Information Security Tip #5: Incident Response
Incident Response. Taking steps to protect personal information in your files and on your network can go a long way toward preventing a security breach. Nevertheless, breaches can happen. That’s why Altius IT recommends that organizations have a plan in place to respond to security incidents. Altius IT's tips on customizing your company’s security response plan include:
- Team. Senior management sets the tone for an organization’s commitment to data security. Designate a well-respected senior official to head up your response team.
- Plan. Once you’ve put together your response team, have them draft plans for how your business will respond to different types of security incidents.
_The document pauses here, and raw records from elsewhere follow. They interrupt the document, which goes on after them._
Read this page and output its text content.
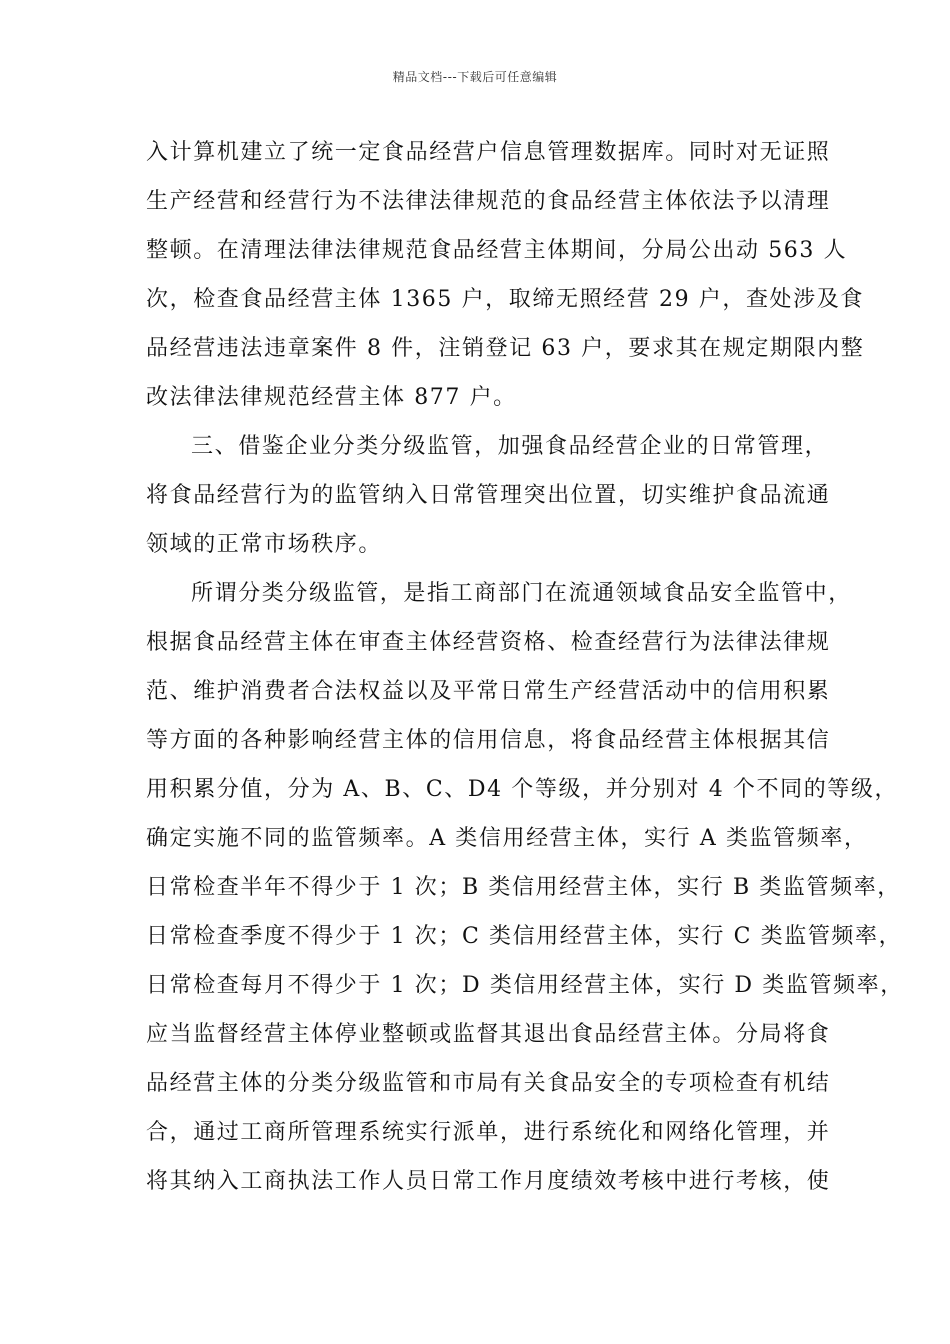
精品文档---下载后可任意编辑
入计算机建立了统一定食品经营户信息管理数据库。同时对无证照
生产经营和经营行为不法律法律规范的食品经营主体依法予以清理
整顿。在清理法律法律规范食品经营主体期间，分局公出动 563 人
次，检查食品经营主体 1365 户，取缔无照经营 29 户，查处涉及食
品经营违法违章案件 8 件，注销登记 63 户，要求其在规定期限内整
改法律法律规范经营主体 877 户。
三、借鉴企业分类分级监管，加强食品经营企业的日常管理，
将食品经营行为的监管纳入日常管理突出位置，切实维护食品流通
领域的正常市场秩序。
所谓分类分级监管，是指工商部门在流通领域食品安全监管中，
根据食品经营主体在审查主体经营资格、检查经营行为法律法律规
范、维护消费者合法权益以及平常日常生产经营活动中的信用积累
等方面的各种影响经营主体的信用信息，将食品经营主体根据其信
用积累分值，分为 A、B、C、D4 个等级，并分别对 4 个不同的等级，
确定实施不同的监管频率。A 类信用经营主体，实行 A 类监管频率，
日常检查半年不得少于 1 次；B 类信用经营主体，实行 B 类监管频率，
日常检查季度不得少于 1 次；C 类信用经营主体，实行 C 类监管频率，
日常检查每月不得少于 1 次；D 类信用经营主体，实行 D 类监管频率，
应当监督经营主体停业整顿或监督其退出食品经营主体。分局将食
品经营主体的分类分级监管和市局有关食品安全的专项检查有机结
合，通过工商所管理系统实行派单，进行系统化和网络化管理，并
将其纳入工商执法工作人员日常工作月度绩效考核中进行考核，使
Sample scenarios may include a lost laptop, servers hacked, internal theft of data, etc.
- Timely. If your staff suspects a breach, investigate it immediately. Waiting days to convene a committee can waste precious time.
- Disconnect. If you suspect a computer breach, immediately sever the compromised computer’s access to the Internet and to your network. To assess the impact, ask your IT staff to preserve any available network logs, file transfer logs, system logs, and access reports. Also investigate if intruders opened files or placed new programs on your computer.
- Contact. Consider whom to inform in the event of an incident, both inside and outside your company. You may need to notify consumers, law enforcement agencies, customers, credit bureaus, and other businesses that may be affected by the breach. In addition, about 40 states have laws addressing data breaches. Have that information on file before you need it.